Mampir ke Pantai Selong Belanak sore hari habis hujan, barangkali bukan jadwal ideal yang diinginkan para pejalan. Tapi meski mendung menyembunyikan matahari yang beranjak turun, suasana sendu itu tidak mengurangi keindahan pantai berpasir putih halus yang dipagari bukit-bukit hijau ini.
Keindahan itu mengurangi kekecewaan kami melewatkan momen lewatnya rombongan kerbau di bibir pantai, yang menjadi pemandangan khas Pantai Selong Belanak. Tiap pagi sekitar pukul 8, rombongan kerbau diarak menuju padang penggembalaan, melewati pantai. Sorenya, sekitar pukul 4, rombongan ternak ini akan dibawa pulang ke kandang. Jika beruntung, kita bisa menyaksikan pemandangan unik ini. Namun jika meleset, dengan membayar sejumlah uang, kita juga bisa meminta gembala kerbau untuk sengaja membawa ternaknya datang ke pantai. Biasanya, untuk keperluan foto.

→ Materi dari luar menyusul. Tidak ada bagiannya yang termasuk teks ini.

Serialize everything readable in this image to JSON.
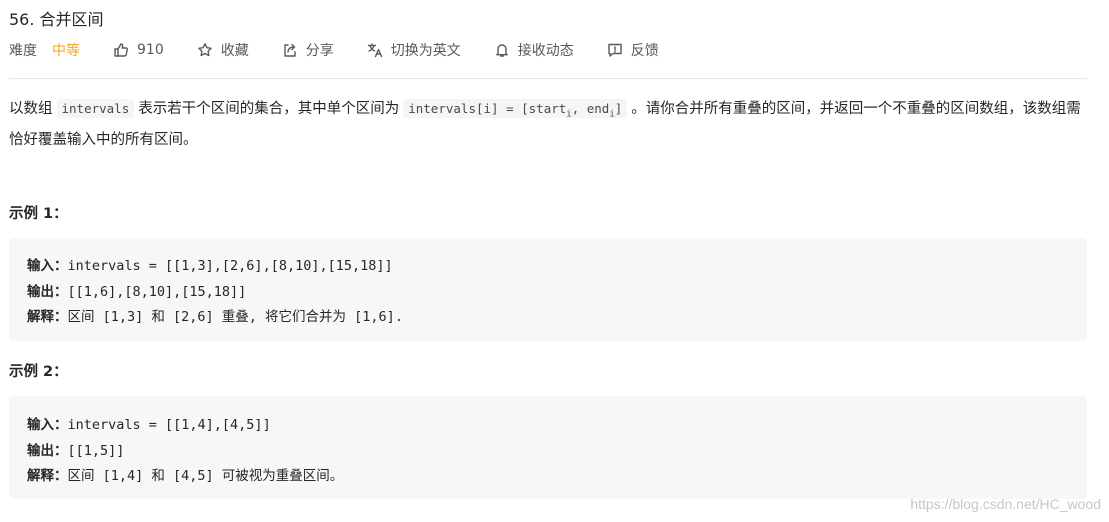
{
  "problem": {
    "title": "56. 合并区间"
  },
  "meta": {
    "difficulty_label": "难度",
    "difficulty_value": "中等",
    "likes": "910",
    "favorite": "收藏",
    "share": "分享",
    "switch_lang": "切换为英文",
    "notifications": "接收动态",
    "feedback": "反馈"
  },
  "colors": {
    "difficulty": "#ffa116",
    "code_bg": "#f7f7f8"
  },
  "description": {
    "part1": "以数组",
    "code1": "intervals",
    "part2": "表示若干个区间的集合，其中单个区间为",
    "code2_a": "intervals[i] = [start",
    "code2_sub1": "i",
    "code2_b": ", end",
    "code2_sub2": "i",
    "code2_c": "]",
    "part3": "。请你合并所有重叠的区间，并返回一个不重叠的区间数组，该数组需恰好覆盖输入中的所有区间。"
  },
  "examples": [
    {
      "title": "示例 1：",
      "input_label": "输入：",
      "input": "intervals = [[1,3],[2,6],[8,10],[15,18]]",
      "output_label": "输出：",
      "output": "[[1,6],[8,10],[15,18]]",
      "explain_label": "解释：",
      "explain": "区间 [1,3] 和 [2,6] 重叠, 将它们合并为 [1,6]."
    },
    {
      "title": "示例 2：",
      "input_label": "输入：",
      "input": "intervals = [[1,4],[4,5]]",
      "output_label": "输出：",
      "output": "[[1,5]]",
      "explain_label": "解释：",
      "explain": "区间 [1,4] 和 [4,5] 可被视为重叠区间。"
    }
  ],
  "watermark": "https://blog.csdn.net/HC_wood"
}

Menurut penduduk setempat, ada dua macam cerita asal muasal yang melatari nama Selong Belanak. Pertama, nama jenis ular yang dahulu banyak hidup di sana. Kedua, karena di lautnya terdapat semacam “lajur” berombak tenang, diapit dua bagian laut dengan ombak tinggi.
Terlepas dari cerita mana yang benar, ombak di Pantai Selong Belanak memang cenderung tenang, sangat cocok untuk mereka yang ingin belajar berselancar (surfing), bahkan bagi anak-anak. Selain ombak yang ramah, dasar pantai yang dangkal terdiri atas pasir halus tanpa karang, juga sangat aman bagi para pemula. Karena itu, di sepanjang garis pantai, berjajar sekolah surfing yang menawarkan jasa.

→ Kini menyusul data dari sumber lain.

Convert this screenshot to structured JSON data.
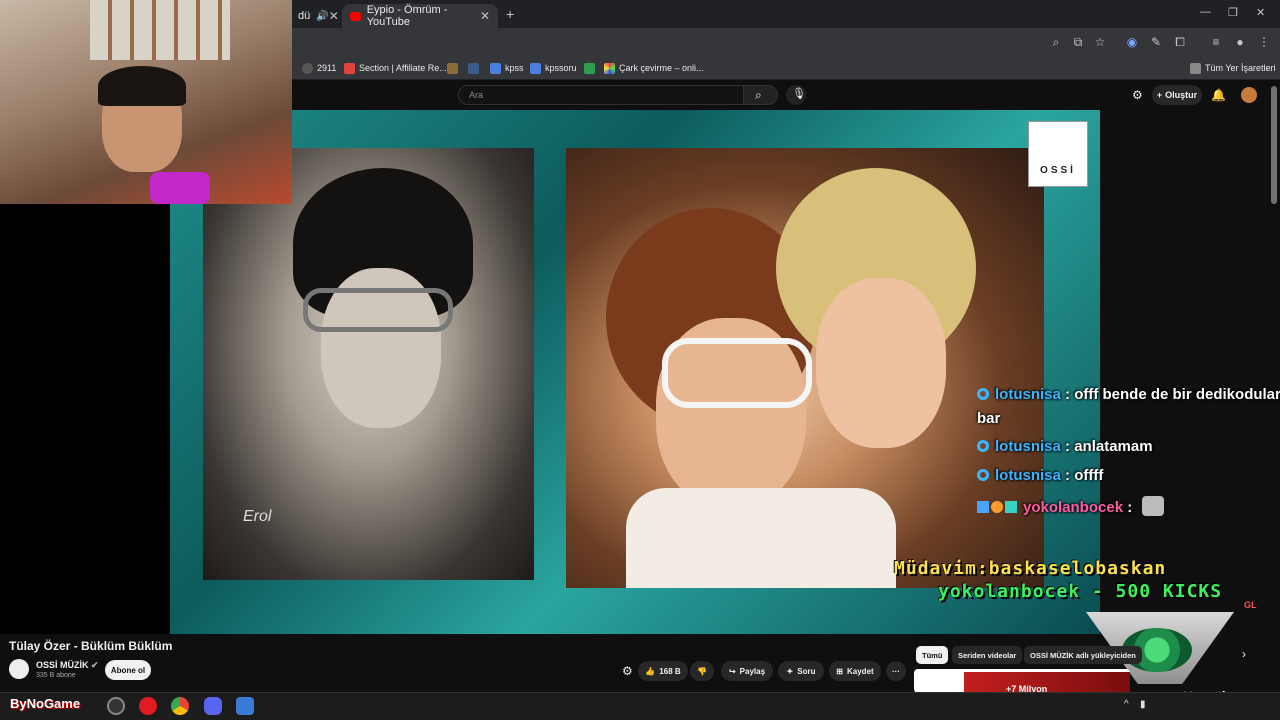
{
  "browser": {
    "tabs": [
      {
        "label": "dü",
        "active": false
      },
      {
        "label": "Eypio - Ömrüm - YouTube",
        "active": true
      }
    ],
    "new_tab": "+",
    "bookmarks": [
      {
        "label": "2911"
      },
      {
        "label": "Section | Affiliate Re..."
      },
      {
        "label": ""
      },
      {
        "label": ""
      },
      {
        "label": "kpss"
      },
      {
        "label": "kpssoru"
      },
      {
        "label": ""
      },
      {
        "label": "Çark çevirme – onli..."
      }
    ],
    "all_bookmarks": "Tüm Yer İşaretleri"
  },
  "youtube": {
    "search_placeholder": "Ara",
    "create_label": "Oluştur"
  },
  "video": {
    "logo_text": "OSSİ",
    "title": "Tülay Özer - Büklüm Büklüm",
    "channel": "OSSİ MÜZİK",
    "subscribers": "335 B abone",
    "subscribe_label": "Abone ol",
    "likes": "168 B",
    "share": "Paylaş",
    "ask": "Soru",
    "save": "Kaydet",
    "more": "···"
  },
  "chips": [
    {
      "label": "Tümü",
      "selected": true
    },
    {
      "label": "Seriden videolar",
      "selected": false
    },
    {
      "label": "OSSİ MÜZİK adlı yükleyiciden",
      "selected": false
    }
  ],
  "chat": [
    {
      "user": "lotusnisa",
      "message": " : offf bende de bir dedikodular"
    },
    {
      "user": "",
      "message": "bar"
    },
    {
      "user": "lotusnisa",
      "message": " : anlatamam"
    },
    {
      "user": "lotusnisa",
      "message": " : offff"
    },
    {
      "user": "yokolanbocek",
      "message": " :"
    }
  ],
  "alerts": {
    "line1": "Müdavim:baskaselobaskan",
    "line2": "yokolanbocek - 500 KICKS"
  },
  "overlay": {
    "views": "+7 Milyon",
    "section_brand": "section",
    "bynogame": "ByNoGame"
  },
  "colors": {
    "accent_chat_user": "#3ab5ff",
    "alert_line1": "#ffe14d",
    "alert_line2": "#3df25a",
    "video_teal": "#1f8f8a"
  }
}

‘Belajar surfing sampai bisa’, dibanderol Rp 200 ribu. Seluruh peralatan termasuk baju surfing sudah disediakan. Sistem pengajarannya juga privat, jadi aman untuk anak-anak.
“Biasanya sekitar sejam. Selama ini nggak ada yang gagal. Semua bisa sampai surfing berdiri,” kata Atip, 20 tahun, pengajar surfing dari Ary Surf School.

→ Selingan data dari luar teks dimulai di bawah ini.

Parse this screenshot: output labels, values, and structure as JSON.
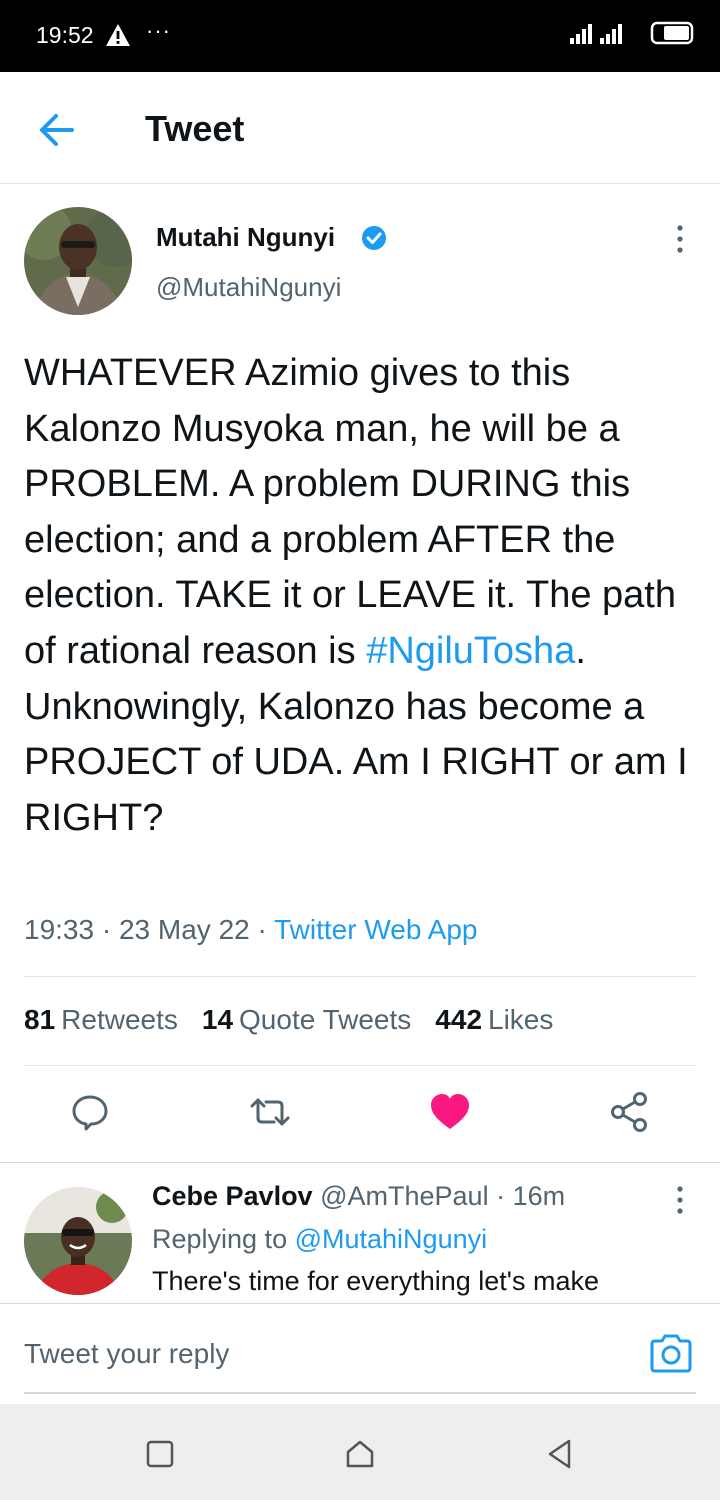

Jajaran papan surfing Ary Surf School ditata rapi di depan warung Mama Ary, yang menyediakan kelapa muda, makanan berat, camilan, dan minuman lainnya. Beberapa kursi ditata hingga bibir pantai, cocok untuk menikmati indahnya matahari terbenam.
Mama Ary bercerita bahwa dia adalah pendiri warung pertama di Pantai Selong Belanak. “Dulu semua masih ilalang. Saya buka warung pakai satu meja di ujung sana,” jelasnya. Sebelum membuka warung, ia mengaku jadi tukang parkir di pantai untuk mengumpulkan modal.
Setelah berhasil menempati lokasi warung lebih besar, mereka bekerja sama dengan para surfer dari wilayah Kuta, Lombok, untuk membuka tempat belajar surfing di Selong Belanak Mama Ary mengawalinya dengan 15 papan surfing yang dibeli dari Bali, 5 tahun lalu. Para pemuda dari Kuta ini pula yang mengajari Atip (kerabat Mama Ary) serta Ary (putra Mama Ary) untuk mengelola sekolah surfing. Saat ini, mereka sudah dapat menjalankan Ary Surf School secara mandiri.
Sehari-hari, Mama Ary yang nama aslinya adalah Rohani, menjaga warung dan memasak untuk pelanggan. Perempuan berusia 50 tahun ini dengan bangga bercerita, bahwa selama pandemi dia tetap rutin membuka warungnya, meskipun warung lain memilih tutup sementara.
“Kita harus usaha. Dulu waktu pandemi tinggi, pantai sepi, tapi saya tetap buka,” tandas Mama Ary. Buah dari kerja kerasnya, dia mengaku sudah bisa melaksanakan ibadah umrah.
Sore itu, tidak hanya warung Mama Ary yang sibuk. Beberapa perahu tampak meluncur meninggalkan pantai, mendatangi karamba-karamba di tengah laut, yang menjadi lokasi pembibitan lobster. Wajah-wajah tegas itu dipenuhi semangat. Wisatawan yang datang pun semakin ramai menjelang waktu matahari terbenam, membagikan harapan bagi para pemilik warung dan pencari nafkah di sana.
Sampai jumpa lagi, Pantai Selong Belanak. Teruslah menjadi rumah bagi orang-orang kuat seperti Mama Ary. Semoga lain waktu, kami bisa menyusuri punggung ombakmu dari atas papan seluncur.